As one type of such conventional memory card socket structures, there has been proposed one including a case with a substantially rectangular shelled shape (see, for example, Japanese Patent Laid-open Application No. 2004-362892: Reference 1). The case is comprised of two substantially rectangular plate-shaped members, each having a substantially rectangular base and two sidewalls extending from a pair of opposite ends thereof approximately in perpendicular manners. The plate-shaped members are coupled in a manner of which their sidewalls are overlapped on each other, thereby forming the case.
The memory card socket structure disclosed in Reference 1 has an advantage of a high heat radiation effect in that the two members forming the structure are both made of metal plates.

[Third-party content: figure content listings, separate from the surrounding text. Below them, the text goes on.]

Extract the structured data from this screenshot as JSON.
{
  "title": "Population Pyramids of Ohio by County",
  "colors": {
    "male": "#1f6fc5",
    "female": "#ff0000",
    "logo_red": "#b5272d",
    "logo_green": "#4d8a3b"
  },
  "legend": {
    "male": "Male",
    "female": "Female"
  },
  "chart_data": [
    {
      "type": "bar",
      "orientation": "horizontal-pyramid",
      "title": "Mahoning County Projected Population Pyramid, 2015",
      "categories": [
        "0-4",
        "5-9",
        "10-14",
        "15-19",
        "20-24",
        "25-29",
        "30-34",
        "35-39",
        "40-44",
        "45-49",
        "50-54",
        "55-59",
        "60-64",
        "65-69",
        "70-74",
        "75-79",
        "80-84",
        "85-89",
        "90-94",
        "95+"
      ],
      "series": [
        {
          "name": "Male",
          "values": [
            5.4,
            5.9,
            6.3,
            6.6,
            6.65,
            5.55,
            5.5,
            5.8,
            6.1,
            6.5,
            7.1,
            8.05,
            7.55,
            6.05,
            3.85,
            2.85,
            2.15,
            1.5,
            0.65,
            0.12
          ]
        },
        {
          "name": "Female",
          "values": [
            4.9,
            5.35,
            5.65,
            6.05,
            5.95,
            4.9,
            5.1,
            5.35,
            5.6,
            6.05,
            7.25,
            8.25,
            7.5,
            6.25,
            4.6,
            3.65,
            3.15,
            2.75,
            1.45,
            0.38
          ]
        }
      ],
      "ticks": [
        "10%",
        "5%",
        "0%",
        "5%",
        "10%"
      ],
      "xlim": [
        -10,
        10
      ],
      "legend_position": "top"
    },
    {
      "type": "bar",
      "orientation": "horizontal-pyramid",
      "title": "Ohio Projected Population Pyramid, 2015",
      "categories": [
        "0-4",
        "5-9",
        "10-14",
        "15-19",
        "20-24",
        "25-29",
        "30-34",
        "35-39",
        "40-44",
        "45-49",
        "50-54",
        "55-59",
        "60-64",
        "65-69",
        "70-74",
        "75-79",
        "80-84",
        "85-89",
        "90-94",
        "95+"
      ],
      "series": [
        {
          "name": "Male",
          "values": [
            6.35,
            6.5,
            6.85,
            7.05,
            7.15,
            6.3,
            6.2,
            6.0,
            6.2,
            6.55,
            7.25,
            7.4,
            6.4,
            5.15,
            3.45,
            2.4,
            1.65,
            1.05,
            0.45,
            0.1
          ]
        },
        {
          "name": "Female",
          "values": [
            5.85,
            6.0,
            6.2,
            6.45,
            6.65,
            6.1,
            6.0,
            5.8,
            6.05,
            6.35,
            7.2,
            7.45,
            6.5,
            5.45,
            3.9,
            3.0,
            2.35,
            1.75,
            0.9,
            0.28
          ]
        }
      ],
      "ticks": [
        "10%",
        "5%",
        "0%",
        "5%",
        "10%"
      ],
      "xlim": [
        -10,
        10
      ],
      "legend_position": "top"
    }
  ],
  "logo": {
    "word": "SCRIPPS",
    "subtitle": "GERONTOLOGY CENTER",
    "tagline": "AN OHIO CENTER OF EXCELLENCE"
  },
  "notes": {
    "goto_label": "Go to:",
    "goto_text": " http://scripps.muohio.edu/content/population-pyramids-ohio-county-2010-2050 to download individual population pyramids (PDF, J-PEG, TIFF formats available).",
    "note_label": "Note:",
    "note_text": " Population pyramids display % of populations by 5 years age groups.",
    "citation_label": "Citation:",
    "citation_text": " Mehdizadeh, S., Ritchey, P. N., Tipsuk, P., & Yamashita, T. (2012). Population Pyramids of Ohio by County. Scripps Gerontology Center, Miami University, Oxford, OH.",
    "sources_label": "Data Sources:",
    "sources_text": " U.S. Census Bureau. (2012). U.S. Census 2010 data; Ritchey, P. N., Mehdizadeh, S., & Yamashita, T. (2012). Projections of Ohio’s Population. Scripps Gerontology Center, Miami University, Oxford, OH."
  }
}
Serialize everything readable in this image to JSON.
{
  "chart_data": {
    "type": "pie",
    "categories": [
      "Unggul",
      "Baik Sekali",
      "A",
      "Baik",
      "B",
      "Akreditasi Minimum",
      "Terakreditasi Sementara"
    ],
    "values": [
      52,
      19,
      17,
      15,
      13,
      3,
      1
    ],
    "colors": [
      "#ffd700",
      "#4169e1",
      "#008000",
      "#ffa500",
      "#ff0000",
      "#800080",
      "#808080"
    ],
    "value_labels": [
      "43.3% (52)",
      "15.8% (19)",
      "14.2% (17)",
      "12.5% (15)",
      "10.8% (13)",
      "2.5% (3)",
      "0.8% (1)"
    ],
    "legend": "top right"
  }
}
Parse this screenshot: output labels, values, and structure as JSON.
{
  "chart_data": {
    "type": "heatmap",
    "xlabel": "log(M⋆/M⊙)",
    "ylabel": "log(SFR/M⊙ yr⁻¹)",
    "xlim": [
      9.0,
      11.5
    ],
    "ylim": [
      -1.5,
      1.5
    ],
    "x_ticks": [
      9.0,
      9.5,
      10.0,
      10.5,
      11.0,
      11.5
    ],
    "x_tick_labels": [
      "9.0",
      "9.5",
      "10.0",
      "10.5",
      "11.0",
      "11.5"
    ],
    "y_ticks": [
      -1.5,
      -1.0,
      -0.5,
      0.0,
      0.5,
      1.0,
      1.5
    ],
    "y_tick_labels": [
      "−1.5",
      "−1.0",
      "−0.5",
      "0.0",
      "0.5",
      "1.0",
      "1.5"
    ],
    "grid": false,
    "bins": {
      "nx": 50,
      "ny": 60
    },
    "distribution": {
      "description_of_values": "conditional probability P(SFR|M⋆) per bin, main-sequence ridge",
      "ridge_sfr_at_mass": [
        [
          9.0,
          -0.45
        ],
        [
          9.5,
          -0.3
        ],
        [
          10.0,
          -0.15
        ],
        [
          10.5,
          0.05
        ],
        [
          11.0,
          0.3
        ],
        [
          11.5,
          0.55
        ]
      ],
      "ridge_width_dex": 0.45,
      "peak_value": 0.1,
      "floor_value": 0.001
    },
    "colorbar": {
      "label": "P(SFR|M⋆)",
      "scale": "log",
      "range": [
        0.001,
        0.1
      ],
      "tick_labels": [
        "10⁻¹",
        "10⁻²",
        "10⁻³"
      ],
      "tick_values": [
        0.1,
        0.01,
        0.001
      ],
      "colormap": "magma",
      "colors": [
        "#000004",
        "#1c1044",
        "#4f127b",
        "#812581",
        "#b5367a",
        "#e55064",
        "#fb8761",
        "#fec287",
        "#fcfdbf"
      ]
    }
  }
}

In the memory card socket structure of Reference 1, however, since the members are coupled by being overlapped with their sidewalls, rattling of the case is likely to occur. Further, when the members with different sizes are coupled to each other, there may be gaps generated between connecting portions provided at the sidewalls of the members corresponding to each other, which in turn distort the rectangular shelled shape of the case. As a result, insertion of the memory card would become difficult, and contact failure or deformation of terminals would occur.